On Monday, Cardinal Pietro Parolin, the Vatican secretary of state, also addressed the roundtable, where he recalled the pope’s comments lauding the “spirit of enterprise.”
The Catholic Church has long had a conflicted relationship with commerce, rooted in the Gospel’s warnings against the spiritual perils of wealth. Monks and nuns emulated Jesus by taking a vow of poverty. But medieval Catholic theologians reinterpreted biblical injunctions against usury, thus facilitating the emergence of modern banking and capitalism.
In modern times, a 19th-century encyclical by Pope Leo XIII criticized the excesses of the free market and affirmed the rights of workers to organize, while also defending the right to private property.
During the Cold War, the Vatican was often more concerned with denouncing communism than capitalism. In 1991, the anticommunist Pope John Paul II gave qualified recognition of the virtues of entrepreneurship, in what free market enthusiasts hailed as the most positive papal statement on the subject to date.
The end of the Cold War freed the Vatican to pursue a critical line on capitalism. Pope Benedict XVI, who, while still a cardinal, praised democratic socialism for its similarities to Catholic social teaching, warned as pope against the “logic of profit.” He called for a “true world political authority” in order to “manage the global economy,” and won the nickname of the “green pope” for his vocal environmentalism.
The 2013 election of Pope Francis, the first pope from the developing world, raised tensions between the Vatican and defenders of modern capitalism to unprecedented levels.
The pope’s “concern for the rights of workers is completely in line with Catholic social teaching, but it comes sometimes at the expense of the entrepreneurial side,” said Kishore Jayabalan, a former Vatican staff member who now works for the Acton Institute, a free-market-oriented think tank. “He provides the rhetoric and moral high ground for enemies of capitalism, for those who would take us back to a feudal and backward-looking society.”
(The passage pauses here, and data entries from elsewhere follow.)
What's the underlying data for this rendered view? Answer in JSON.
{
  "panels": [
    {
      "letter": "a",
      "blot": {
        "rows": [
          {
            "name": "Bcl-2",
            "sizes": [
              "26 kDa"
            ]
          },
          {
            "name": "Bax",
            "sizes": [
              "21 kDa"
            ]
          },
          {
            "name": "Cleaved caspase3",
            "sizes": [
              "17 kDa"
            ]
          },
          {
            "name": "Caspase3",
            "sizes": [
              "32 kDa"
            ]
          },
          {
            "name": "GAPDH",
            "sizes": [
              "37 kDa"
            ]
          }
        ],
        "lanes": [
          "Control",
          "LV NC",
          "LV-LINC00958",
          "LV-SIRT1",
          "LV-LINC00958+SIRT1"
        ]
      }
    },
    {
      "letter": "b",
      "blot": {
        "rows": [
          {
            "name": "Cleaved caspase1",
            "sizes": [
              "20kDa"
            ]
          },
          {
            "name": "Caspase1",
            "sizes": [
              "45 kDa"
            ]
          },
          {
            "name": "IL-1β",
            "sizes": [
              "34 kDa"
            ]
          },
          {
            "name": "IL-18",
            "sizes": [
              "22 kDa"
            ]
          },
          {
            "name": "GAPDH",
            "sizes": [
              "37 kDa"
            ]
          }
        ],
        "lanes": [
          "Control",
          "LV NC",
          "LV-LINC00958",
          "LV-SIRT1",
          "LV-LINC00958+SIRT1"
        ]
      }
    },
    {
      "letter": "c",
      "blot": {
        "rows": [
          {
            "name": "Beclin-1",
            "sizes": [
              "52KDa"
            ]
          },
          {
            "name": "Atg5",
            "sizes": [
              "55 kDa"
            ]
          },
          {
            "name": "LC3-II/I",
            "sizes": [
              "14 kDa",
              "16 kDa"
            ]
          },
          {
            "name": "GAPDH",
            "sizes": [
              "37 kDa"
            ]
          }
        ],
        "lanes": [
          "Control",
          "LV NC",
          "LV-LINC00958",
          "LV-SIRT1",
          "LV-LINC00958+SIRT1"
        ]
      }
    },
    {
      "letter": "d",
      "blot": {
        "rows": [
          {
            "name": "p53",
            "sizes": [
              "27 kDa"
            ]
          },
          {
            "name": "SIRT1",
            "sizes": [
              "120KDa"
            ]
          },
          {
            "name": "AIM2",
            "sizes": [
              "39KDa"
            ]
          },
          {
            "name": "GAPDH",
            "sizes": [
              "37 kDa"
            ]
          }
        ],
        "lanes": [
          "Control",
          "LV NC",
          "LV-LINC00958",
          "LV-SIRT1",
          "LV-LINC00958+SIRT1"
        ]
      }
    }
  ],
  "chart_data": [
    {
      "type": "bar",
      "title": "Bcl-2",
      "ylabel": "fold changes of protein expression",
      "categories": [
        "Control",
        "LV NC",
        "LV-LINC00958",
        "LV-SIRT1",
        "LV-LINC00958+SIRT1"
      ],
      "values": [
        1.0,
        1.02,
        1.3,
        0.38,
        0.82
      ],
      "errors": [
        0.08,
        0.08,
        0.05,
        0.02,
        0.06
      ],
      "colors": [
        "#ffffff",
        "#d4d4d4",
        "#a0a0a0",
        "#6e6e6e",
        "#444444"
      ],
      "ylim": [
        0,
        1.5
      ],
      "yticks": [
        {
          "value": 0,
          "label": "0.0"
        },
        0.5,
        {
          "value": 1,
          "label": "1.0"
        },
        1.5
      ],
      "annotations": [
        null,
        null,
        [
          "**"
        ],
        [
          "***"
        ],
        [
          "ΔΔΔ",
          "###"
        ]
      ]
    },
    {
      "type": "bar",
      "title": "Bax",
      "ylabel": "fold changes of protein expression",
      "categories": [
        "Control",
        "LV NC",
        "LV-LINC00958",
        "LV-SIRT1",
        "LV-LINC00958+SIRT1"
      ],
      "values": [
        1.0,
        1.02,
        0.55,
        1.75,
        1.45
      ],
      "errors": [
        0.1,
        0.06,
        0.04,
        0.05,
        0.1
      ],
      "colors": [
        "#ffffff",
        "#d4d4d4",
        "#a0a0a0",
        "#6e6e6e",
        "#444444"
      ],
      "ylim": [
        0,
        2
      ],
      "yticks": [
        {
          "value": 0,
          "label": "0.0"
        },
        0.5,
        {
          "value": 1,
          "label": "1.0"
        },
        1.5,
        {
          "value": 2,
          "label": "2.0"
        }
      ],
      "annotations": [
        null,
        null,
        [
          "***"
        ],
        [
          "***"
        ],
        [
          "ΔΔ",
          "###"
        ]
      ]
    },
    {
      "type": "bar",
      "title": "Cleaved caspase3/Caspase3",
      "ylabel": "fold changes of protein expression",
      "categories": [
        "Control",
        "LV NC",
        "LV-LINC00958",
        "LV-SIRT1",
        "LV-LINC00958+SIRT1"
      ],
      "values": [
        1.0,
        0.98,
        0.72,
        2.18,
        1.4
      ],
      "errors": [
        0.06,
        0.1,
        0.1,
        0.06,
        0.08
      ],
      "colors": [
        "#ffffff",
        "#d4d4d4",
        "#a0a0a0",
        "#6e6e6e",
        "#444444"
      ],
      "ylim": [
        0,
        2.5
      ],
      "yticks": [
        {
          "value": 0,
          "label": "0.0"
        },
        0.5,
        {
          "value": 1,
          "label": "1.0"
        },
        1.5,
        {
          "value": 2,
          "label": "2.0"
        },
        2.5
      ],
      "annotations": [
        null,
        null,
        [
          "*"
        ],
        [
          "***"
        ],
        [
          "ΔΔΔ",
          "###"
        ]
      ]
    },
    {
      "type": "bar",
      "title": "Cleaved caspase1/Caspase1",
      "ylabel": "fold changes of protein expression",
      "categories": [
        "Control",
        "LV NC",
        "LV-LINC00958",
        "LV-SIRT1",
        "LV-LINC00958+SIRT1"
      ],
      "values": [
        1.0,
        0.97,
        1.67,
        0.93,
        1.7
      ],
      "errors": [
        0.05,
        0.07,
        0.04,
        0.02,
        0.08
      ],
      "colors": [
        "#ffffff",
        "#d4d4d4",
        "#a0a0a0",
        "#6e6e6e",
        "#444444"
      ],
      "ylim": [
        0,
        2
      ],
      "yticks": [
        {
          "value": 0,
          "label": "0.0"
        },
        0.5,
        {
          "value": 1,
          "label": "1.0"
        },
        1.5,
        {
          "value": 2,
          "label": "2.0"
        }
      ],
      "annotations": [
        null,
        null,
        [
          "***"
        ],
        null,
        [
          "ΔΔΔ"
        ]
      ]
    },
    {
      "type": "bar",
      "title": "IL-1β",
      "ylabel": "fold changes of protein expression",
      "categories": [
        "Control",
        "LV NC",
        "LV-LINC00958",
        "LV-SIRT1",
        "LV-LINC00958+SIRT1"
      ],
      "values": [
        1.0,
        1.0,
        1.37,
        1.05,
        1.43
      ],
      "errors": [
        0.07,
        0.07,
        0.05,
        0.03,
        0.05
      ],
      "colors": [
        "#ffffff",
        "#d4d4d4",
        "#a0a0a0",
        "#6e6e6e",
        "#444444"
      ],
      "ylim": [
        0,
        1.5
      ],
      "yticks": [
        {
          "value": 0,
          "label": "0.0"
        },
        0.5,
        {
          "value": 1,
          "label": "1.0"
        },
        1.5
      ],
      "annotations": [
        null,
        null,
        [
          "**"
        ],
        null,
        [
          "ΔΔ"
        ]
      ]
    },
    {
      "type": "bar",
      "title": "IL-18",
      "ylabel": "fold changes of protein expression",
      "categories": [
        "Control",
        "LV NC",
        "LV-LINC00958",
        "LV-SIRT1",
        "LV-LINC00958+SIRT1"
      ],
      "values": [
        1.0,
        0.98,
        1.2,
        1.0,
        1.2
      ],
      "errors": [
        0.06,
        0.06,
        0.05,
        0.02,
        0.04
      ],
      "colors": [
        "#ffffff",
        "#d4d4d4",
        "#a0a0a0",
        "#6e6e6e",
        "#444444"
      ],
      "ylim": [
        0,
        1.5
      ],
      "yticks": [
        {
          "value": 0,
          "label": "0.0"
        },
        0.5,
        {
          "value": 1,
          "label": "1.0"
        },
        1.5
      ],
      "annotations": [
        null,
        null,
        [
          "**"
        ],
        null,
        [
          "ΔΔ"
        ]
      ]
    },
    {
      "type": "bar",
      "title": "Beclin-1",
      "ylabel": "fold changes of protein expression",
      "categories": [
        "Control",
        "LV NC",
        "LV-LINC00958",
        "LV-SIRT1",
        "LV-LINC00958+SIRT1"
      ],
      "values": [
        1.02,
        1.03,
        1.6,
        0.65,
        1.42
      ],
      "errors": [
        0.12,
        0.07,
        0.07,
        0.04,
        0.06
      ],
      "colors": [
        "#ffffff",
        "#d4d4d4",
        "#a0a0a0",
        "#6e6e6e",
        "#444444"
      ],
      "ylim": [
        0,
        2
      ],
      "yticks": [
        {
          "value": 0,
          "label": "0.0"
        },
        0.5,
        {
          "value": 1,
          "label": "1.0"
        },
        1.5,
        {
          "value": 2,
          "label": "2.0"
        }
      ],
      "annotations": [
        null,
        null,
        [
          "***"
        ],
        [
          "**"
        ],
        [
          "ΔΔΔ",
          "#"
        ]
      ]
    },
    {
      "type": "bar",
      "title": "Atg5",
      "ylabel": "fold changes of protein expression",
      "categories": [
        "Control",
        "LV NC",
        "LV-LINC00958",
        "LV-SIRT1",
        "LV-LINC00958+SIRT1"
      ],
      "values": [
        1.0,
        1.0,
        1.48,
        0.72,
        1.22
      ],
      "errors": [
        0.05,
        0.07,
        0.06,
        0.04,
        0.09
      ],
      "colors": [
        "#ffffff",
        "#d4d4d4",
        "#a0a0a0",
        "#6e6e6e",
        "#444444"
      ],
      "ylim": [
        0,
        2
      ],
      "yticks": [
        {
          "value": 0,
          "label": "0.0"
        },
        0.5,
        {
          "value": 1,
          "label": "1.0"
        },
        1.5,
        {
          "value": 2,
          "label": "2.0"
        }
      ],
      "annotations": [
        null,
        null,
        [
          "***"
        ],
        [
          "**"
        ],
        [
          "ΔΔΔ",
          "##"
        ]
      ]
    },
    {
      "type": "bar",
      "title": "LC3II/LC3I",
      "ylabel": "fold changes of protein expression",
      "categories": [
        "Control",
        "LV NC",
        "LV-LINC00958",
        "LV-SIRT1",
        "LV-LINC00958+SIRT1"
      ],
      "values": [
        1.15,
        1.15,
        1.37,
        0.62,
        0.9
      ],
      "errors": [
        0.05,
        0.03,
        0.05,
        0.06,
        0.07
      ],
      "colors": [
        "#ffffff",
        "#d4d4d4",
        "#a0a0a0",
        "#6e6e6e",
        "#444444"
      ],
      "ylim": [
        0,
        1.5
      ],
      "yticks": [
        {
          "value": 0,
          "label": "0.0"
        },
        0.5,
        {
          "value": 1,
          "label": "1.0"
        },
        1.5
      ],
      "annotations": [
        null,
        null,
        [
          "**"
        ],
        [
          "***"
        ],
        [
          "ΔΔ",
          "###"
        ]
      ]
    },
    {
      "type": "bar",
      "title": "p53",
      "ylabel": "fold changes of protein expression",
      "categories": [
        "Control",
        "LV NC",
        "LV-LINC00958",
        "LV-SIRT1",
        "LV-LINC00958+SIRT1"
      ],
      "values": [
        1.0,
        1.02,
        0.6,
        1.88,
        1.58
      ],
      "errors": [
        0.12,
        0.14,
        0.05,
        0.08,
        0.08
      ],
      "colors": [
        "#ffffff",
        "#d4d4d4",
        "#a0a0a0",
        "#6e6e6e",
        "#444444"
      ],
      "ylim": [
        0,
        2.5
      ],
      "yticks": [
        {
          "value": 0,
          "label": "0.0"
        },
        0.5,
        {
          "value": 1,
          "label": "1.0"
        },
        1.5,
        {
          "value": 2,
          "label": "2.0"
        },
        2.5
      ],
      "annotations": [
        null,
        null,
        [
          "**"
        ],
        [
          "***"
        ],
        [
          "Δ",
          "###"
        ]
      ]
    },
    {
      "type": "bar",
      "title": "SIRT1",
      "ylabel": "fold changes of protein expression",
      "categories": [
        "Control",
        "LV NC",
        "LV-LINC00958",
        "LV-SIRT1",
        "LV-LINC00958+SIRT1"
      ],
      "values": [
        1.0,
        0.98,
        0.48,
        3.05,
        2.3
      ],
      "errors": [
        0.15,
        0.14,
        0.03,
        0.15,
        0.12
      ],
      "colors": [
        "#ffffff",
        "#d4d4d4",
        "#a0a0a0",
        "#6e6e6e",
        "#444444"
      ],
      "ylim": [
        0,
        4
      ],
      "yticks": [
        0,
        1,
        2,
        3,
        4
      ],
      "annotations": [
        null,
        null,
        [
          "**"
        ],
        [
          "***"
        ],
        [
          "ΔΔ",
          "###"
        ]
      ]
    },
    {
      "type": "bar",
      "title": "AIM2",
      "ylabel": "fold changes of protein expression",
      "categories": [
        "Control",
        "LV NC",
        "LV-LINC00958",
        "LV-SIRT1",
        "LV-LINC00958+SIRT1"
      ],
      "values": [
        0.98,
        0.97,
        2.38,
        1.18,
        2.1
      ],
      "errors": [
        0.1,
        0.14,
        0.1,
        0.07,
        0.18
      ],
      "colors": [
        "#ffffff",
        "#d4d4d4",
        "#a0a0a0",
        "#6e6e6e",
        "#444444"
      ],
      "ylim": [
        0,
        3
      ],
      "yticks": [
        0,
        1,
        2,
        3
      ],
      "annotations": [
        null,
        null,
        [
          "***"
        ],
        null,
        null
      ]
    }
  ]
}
Business has made several attempts to build relationships with Pope Francis’ Vatican, with limited success. In the runup to the pope’s environmental encyclical last year, which called for reduced use of fossil fuels in order to limit global warming, Exxon sent a top lobbyist to brief the Vatican on its views on the energy industry.
Other corporate figures, including Unilever CEO Paul Polman, have praised the pope’s environmental message.
In 2013 and 2015, mining executives came to the Vatican for two meetings focused on criticisms of the sector’s social and environmental impacts. The two meetings were occasions for “learning to speak each other’s language,” said the Rev. Séamus Finn, who helped organize the gatherings.
The first of those meetings drew complaints from activists critical of the mining companies. As a result, the Vatican organized a separate meeting with the protesters last year. Pope Francis sent participants in that separate meeting a pointed message saying that the mining companies had been guilty of causing pollution and violating human rights in their labor practices.
The Vatican’s office for justice and peace, which organized the mining meetings and serves as the main interlocutor with the business community, has limited credibility in the corporate world.
In 2011, in the wake of the financial crisis, it proposed the establishment of a “world central bank” to regulate the “flow and system of monetary exchanges similar to the national central banks”—an idea that drew little response.